Ortadoğu’daki halk kitleleri şu son yıllarda mezhep ve etnik grubun ötesinde ulusal bir devletin yurttaşı olmanın değerini, özellikle Libya ve Suriye’de yaşanan emperyalist vahşet sırasında gördüler. Bölgedeki sıradan yurttaşlar, Aleviler ve Hıristiyanlar gelecekteki ölümlerini televizyonlardan naklen izlediler, olayların arkasındaki gücü gördüler ve muazzam bir bilinç patlaması yaşadılar.

ABD, AB’yle birlikte “ılımlı İslam” projesinden vazgeçmiş görünüyor. Küresel iktisadi kriz koşullarında bunun radikal İslam’a yol verdiğini ve kendilerine ağır bir bedel ödeteceğini anladılar. Şimdi, Mısır’da görüldüğü gibi filmi geri sarmaya çalışıyorlar. Fakat biraz geç kaldılar. Soğuk Savaş dönemindeki gibi Amerikancı cuntaların kurulamayacağını, kurulsa bile istikrarı sağlayamayacağını muhtemelen ilk kez Mısır örneğinde görecekler.

Peki ne yapacaklar? Hiçbir şey yapamayacaklar. Ya üçüncü dünya savaşına razı olup şanslarını deneyecekler ya da bölge halklarının iradesine boyun eğecekler. Sokağa çıkan milyonlar emperyalist kuklacının oyununu bozdu, ipler ayağına dolandı.

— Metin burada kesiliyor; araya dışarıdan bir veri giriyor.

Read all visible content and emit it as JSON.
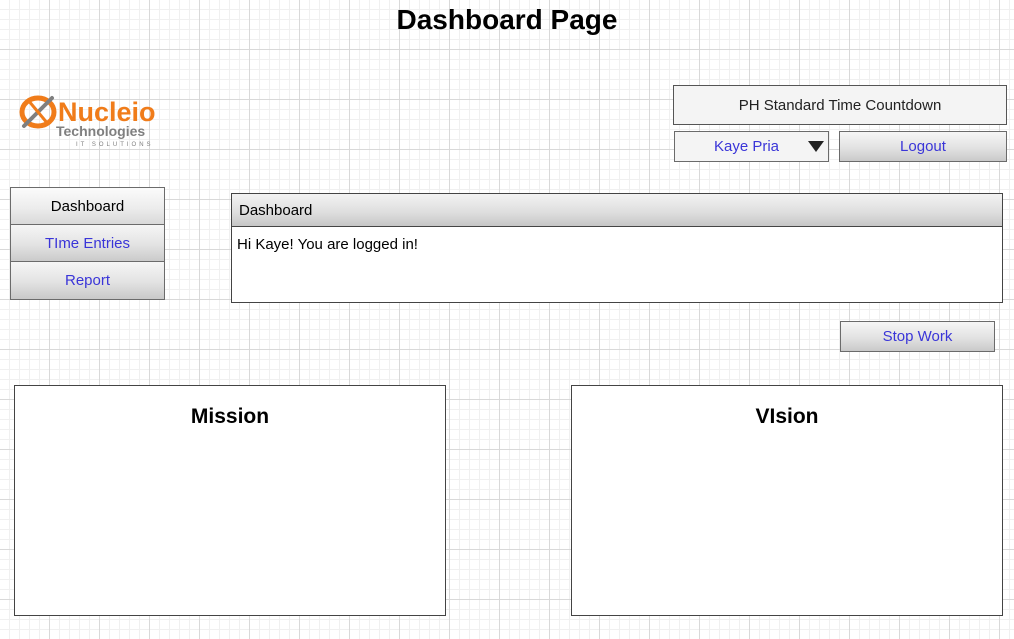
{
  "page": {
    "title": "Dashboard Page"
  },
  "logo": {
    "brand": "Nucleio",
    "subtitle": "Technologies",
    "tagline": "IT SOLUTIONS",
    "colors": {
      "orange": "#f07c1a",
      "gray": "#7f7f7f"
    }
  },
  "header": {
    "countdown_label": "PH Standard Time Countdown",
    "user_name": "Kaye Pria",
    "logout_label": "Logout"
  },
  "sidebar": {
    "items": [
      {
        "label": "Dashboard",
        "active": true
      },
      {
        "label": "TIme Entries",
        "active": false
      },
      {
        "label": "Report",
        "active": false
      }
    ]
  },
  "dashboard_panel": {
    "header": "Dashboard",
    "message": "Hi Kaye! You are logged in!"
  },
  "actions": {
    "stop_work_label": "Stop Work"
  },
  "mission": {
    "title": "Mission"
  },
  "vision": {
    "title": "VIsion"
  },
  "colors": {
    "link": "#3a35d8",
    "border": "#444444"
  }
}
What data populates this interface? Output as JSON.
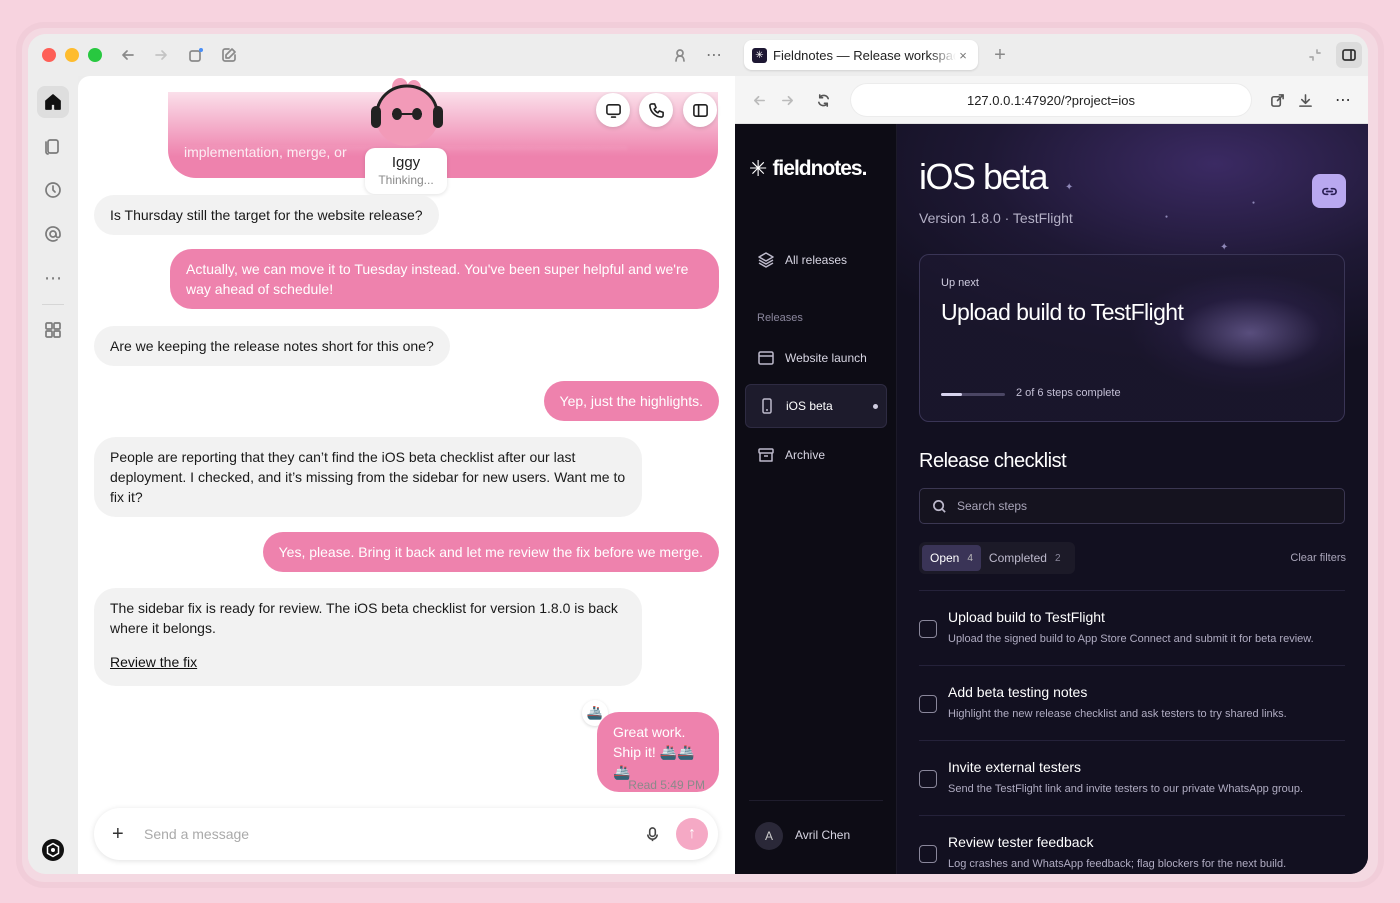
{
  "toolbar": {
    "colors": {
      "close": "#fe5f57",
      "minimize": "#febc2e",
      "maximize": "#28c840"
    }
  },
  "tab": {
    "title": "Fieldnotes — Release workspace",
    "close": "×",
    "new": "+"
  },
  "chat": {
    "top_preview": "implementation, merge, or",
    "agent": {
      "name": "Iggy",
      "status": "Thinking..."
    },
    "messages": [
      {
        "from": "user",
        "text": "Is Thursday still the target for the website release?"
      },
      {
        "from": "me",
        "text": "Actually, we can move it to Tuesday instead. You've been super helpful and we're way ahead of schedule!"
      },
      {
        "from": "user",
        "text": "Are we keeping the release notes short for this one?"
      },
      {
        "from": "me",
        "text": "Yep, just the highlights."
      },
      {
        "from": "user",
        "text": "People are reporting that they can’t find the iOS beta checklist after our last deployment. I checked, and it’s missing from the sidebar for new users. Want me to fix it?"
      },
      {
        "from": "me",
        "text": "Yes, please. Bring it back and let me review the fix before we merge."
      },
      {
        "from": "user",
        "text": "The sidebar fix is ready for review. The iOS beta checklist for version 1.8.0 is back where it belongs.",
        "link": "Review the fix"
      },
      {
        "from": "me",
        "text": "Great work. Ship it! 🚢🚢🚢"
      }
    ],
    "reaction": "🚢",
    "read_receipt": "Read 5:49 PM",
    "composer_placeholder": "Send a message"
  },
  "browser": {
    "url": "127.0.0.1:47920/?project=ios",
    "site": {
      "logo": "fieldnotes.",
      "logo_mark": "✳",
      "nav": {
        "all_releases": "All releases",
        "releases_caption": "Releases",
        "items": [
          "Website launch",
          "iOS beta",
          "Archive"
        ]
      },
      "user": {
        "initial": "A",
        "name": "Avril Chen"
      },
      "title": "iOS beta",
      "version": "Version 1.8.0 · TestFlight",
      "up_next": {
        "label": "Up next",
        "title": "Upload build to TestFlight",
        "progress": 0.333,
        "steps": "2 of 6 steps complete"
      },
      "checklist": {
        "heading": "Release checklist",
        "search_placeholder": "Search steps",
        "tabs": [
          {
            "label": "Open",
            "count": "4"
          },
          {
            "label": "Completed",
            "count": "2"
          }
        ],
        "clear": "Clear filters",
        "tasks": [
          {
            "title": "Upload build to TestFlight",
            "desc": "Upload the signed build to App Store Connect and submit it for beta review."
          },
          {
            "title": "Add beta testing notes",
            "desc": "Highlight the new release checklist and ask testers to try shared links."
          },
          {
            "title": "Invite external testers",
            "desc": "Send the TestFlight link and invite testers to our private WhatsApp group."
          },
          {
            "title": "Review tester feedback",
            "desc": "Log crashes and WhatsApp feedback; flag blockers for the next build."
          }
        ]
      }
    }
  }
}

“Demokrasi” ve “darbe” kavramlarının hızla belirsizleştiğini ve “meşruiyet” kavramının öne çıktığını görüyoruz. Halk, demokrasiyi sandıktan ibaret sananların kafasına sandığı geçirecek çünkü oradan çıkartılan şeye artık güvenmiyor. Taksim ve Tahrir’in mesajı budur.

Türkiye’ye gelince… Amerikan Büyükelçisi, “Kennedy Caddesi’ndeki gösterilerin sesini” dinlerken Atatürk’ü okumuş. Atatürk, “Fikir cereyanları, cebir, şiddet ve kuvvetle reddedilemez” diyormuş. Bunu kendisi anlatıyor. Ne kadar pedagojik bir tavır!... İlahi Ricci! Adam komedyen olacağına diplomat olmuş. Utanmasa, “Faşizme karşı omuz omuza” diye slogan atacak.

Halbuki o Atatürk çoktan öldü. Kimse, “Atatürk’ün askerleriyiz” diye slogan atmıyor. Çünkü o, frak ve pelerinini, silindir şapkasıyla birlikte gardropta bırakarak Mustafa Kemal suretine bürünüp Kuvayı Milliye üniformasıyla halkın arasına karıştı askerleri de milyonlarca kişilik dev bir kitle halinde onun peşine takıldı. Düveli Muazzama’ya isyan halinde çok kuvvetli şahsiyettir… Zamanla, bölgedeki öğrencilerini Ahmed Mişel Eflak’ı (Baas’ın kurucusu), Habip Burgiba’yı, Bin Bella’yı, Cemal Abdül Nasır’ı da halklarıyla birlikte peşine takabilir. Halkların kardeşliğine, yurttaş hukukuna bu yoldan gidilir.

Ortadoğu sokaklarındaki halk, emperyalizmin geçen yüzyılda yaptıklarını hatırlamıştır neoliberalizmin kendi refahı için olmadığını anlamıştır ve yeni kapitalizmin yarattığı inanılmaz servet eşitsizliğinin ve gösterişçi tüketimin farkındadır. Meydanlarda aradığı adalet, eşitlik, özgürlük ve vicdandır. Bu arayış sonuç verdikçe, geçen yüzyılın “demokrasi” tanımı daha da değişecek ve sosyalizmin yolu açılacaktır.